Published for the Italian Society of Endocrinology by Editrice Kurtis
Journal of endocrinological investigation vol:36 issue:9 pages:699-706
The androgen receptor (AR) is a ligand-inducible transcription factor. Its transcription activation domain consists of the two transcription activation units called Tau-1 and Tau-5. Tau-5 interacts with p160 coactivators like the transcription intermediary factor 2 (TIF2), which in their turn recruit histone modifiers and chromatin-remodelling complexes. The mechanism of action of Tau-1, however, remains elusive. Here, we demonstrate that transcription intermediary factor 1β (TIF1β) can induce the activity of the AR up to five fold when tested in vitro. Although there is no evidence for direct interactions between TIF1β and AR, mutation studies show that the activity of TIF1β depends on the integrity of Tau-1 in AR on the one hand, and the so-called tripartite motif domain in TIF1β on the other.
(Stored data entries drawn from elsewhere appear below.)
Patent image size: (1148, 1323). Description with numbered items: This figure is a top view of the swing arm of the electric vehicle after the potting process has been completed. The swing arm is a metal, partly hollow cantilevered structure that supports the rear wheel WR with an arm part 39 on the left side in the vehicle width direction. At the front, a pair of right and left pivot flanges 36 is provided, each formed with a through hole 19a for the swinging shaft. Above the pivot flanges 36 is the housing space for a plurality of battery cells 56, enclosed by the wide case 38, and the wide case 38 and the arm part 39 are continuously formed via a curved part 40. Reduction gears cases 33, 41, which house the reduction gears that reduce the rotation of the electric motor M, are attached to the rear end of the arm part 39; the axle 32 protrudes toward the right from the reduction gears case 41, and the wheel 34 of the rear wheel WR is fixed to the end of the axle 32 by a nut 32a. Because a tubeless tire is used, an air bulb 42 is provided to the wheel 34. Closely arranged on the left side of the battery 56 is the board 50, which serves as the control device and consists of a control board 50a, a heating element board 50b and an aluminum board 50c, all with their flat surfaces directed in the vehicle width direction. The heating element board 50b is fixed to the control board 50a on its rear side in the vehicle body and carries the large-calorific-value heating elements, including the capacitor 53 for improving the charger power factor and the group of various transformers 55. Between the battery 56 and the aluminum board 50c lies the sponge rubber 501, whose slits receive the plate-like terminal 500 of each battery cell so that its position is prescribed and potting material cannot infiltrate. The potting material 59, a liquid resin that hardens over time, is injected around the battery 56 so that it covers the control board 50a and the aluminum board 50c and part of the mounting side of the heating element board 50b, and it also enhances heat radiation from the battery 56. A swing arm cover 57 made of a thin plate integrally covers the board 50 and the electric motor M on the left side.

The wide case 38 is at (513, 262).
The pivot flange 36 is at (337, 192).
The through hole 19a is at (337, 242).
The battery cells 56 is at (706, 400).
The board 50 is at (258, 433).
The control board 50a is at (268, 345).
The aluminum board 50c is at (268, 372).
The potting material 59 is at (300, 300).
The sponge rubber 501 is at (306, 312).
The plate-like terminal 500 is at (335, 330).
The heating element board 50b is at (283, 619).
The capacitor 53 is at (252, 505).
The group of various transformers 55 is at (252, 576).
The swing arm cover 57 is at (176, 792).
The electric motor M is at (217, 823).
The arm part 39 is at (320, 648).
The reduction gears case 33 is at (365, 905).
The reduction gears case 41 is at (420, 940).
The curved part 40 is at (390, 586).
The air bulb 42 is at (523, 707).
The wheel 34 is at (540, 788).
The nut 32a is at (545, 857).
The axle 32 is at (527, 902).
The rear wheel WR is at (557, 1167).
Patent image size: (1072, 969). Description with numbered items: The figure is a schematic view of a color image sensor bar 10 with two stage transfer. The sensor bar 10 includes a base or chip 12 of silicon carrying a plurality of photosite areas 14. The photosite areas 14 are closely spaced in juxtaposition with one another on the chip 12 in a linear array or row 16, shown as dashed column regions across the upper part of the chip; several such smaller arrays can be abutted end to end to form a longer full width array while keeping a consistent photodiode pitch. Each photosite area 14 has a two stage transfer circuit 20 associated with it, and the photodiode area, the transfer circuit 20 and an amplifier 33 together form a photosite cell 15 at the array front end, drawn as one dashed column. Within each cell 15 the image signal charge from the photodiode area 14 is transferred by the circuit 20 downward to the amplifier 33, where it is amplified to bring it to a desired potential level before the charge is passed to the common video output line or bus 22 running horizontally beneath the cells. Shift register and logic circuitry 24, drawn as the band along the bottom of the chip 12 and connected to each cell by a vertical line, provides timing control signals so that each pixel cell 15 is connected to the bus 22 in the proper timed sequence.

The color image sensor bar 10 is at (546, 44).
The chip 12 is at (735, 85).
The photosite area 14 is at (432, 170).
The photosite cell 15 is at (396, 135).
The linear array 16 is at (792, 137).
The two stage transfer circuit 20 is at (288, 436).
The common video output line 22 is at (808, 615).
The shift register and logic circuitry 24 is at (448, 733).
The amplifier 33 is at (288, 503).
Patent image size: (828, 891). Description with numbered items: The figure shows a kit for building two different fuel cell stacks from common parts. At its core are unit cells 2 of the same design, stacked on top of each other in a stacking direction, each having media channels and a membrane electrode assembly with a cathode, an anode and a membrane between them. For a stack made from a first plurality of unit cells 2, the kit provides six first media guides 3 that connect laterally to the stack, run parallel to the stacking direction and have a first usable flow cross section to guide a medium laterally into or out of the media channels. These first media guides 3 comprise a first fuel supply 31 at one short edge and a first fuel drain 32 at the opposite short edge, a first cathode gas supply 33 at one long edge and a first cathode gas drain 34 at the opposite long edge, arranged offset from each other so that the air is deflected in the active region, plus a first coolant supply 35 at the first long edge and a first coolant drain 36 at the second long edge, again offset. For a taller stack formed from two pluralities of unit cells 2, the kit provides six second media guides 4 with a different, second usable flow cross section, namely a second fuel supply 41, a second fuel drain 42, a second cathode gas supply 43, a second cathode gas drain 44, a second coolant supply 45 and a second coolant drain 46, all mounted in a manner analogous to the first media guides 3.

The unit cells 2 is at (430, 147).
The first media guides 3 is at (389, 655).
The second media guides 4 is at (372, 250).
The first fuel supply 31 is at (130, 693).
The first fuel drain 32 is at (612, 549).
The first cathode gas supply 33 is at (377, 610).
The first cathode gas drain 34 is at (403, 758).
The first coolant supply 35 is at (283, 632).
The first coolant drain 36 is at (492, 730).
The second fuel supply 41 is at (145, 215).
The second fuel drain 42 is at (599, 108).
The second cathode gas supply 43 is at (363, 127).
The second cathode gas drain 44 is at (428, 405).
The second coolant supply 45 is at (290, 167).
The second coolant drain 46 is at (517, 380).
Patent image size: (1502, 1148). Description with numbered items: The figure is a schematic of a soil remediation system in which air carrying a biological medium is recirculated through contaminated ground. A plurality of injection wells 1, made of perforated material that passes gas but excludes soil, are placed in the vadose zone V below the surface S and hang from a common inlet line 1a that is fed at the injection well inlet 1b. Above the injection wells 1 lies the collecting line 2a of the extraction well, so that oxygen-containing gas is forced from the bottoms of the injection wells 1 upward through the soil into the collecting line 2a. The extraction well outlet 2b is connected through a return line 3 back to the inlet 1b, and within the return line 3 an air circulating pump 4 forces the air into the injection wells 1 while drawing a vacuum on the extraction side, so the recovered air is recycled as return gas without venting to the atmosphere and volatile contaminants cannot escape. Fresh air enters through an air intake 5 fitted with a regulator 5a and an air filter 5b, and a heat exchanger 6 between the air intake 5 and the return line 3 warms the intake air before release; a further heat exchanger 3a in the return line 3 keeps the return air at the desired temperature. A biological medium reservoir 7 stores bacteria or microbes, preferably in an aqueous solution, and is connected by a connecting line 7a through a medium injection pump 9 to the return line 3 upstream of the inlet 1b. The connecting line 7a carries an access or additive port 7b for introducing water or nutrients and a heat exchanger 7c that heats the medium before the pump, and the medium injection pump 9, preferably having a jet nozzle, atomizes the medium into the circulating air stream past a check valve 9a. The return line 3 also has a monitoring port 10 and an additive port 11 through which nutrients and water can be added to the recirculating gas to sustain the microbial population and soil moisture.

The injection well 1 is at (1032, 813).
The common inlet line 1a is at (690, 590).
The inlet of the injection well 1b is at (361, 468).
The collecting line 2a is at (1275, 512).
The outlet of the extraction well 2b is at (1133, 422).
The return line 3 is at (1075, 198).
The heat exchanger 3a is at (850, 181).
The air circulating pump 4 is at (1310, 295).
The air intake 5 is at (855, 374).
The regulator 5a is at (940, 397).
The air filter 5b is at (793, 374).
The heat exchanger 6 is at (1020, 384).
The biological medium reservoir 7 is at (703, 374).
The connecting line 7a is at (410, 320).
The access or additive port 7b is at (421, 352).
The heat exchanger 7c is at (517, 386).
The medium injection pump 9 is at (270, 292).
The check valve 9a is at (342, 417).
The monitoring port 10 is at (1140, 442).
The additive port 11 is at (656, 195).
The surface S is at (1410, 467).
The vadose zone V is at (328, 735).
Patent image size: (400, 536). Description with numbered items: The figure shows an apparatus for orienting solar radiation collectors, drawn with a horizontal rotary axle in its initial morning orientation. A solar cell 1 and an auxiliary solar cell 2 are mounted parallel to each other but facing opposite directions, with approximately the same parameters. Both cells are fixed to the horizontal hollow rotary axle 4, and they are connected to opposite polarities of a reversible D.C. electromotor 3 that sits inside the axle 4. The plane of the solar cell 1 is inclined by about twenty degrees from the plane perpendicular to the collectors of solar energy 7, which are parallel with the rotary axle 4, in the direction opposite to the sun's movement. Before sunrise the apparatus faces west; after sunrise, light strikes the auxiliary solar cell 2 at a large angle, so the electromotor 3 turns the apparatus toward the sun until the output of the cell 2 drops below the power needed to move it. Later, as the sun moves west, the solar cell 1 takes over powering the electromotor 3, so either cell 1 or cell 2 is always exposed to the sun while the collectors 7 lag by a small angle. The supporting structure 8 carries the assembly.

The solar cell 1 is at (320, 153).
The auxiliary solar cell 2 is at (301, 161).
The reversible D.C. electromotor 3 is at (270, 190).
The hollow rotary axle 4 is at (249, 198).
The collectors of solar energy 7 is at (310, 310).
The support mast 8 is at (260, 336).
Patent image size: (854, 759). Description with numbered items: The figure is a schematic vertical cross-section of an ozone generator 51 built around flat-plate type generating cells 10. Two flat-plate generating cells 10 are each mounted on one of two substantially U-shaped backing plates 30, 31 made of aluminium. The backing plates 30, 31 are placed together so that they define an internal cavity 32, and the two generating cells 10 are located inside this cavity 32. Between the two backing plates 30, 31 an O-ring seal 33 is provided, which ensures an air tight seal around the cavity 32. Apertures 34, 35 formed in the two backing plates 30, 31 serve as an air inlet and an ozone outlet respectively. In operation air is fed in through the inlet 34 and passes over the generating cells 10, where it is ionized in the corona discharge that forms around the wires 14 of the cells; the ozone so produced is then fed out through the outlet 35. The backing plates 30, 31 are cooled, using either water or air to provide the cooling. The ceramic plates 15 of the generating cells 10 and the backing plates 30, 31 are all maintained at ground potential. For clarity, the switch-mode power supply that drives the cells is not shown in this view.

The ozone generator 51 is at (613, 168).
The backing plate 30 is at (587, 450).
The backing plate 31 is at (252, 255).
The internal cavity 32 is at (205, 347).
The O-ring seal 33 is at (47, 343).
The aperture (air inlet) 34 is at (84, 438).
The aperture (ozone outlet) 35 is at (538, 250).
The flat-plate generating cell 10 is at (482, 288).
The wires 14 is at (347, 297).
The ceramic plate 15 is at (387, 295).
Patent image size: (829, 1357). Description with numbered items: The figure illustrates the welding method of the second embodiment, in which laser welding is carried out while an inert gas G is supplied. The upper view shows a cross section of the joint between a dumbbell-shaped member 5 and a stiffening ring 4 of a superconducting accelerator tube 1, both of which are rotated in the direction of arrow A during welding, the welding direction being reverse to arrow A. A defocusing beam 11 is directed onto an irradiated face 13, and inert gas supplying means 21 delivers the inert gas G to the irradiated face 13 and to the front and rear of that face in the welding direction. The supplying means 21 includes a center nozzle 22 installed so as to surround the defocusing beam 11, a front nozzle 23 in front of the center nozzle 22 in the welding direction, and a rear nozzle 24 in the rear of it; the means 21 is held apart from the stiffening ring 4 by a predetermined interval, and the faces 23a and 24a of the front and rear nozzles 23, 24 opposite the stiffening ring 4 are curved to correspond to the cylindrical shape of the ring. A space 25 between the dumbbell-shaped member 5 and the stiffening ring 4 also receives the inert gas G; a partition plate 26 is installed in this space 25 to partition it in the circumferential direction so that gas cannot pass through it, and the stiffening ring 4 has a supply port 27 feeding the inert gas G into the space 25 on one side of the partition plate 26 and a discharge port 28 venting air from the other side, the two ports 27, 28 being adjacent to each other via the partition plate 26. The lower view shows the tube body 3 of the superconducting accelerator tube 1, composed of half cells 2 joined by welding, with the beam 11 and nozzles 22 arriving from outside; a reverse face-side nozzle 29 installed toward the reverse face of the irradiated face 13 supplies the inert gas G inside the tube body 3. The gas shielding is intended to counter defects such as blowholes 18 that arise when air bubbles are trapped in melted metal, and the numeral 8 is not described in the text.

Surprisingly, the coactivation by TIF1β via Tau-1 seems additive rather than cooperative with the AR coactivation by TIF2. Some mutations naturally occurring in androgen-insensitivity syndrome patients that reside in Tau-1 seem to impair the TIF1β coactivation of the AR, indicating that TIF1β could also be relevant for the in vivo androgen response in humans. Moreover, since TIF1β is well expressed in prostate cancer cells, its functional interaction with androgen signalling could in the long run be a therapeutic target for this disease.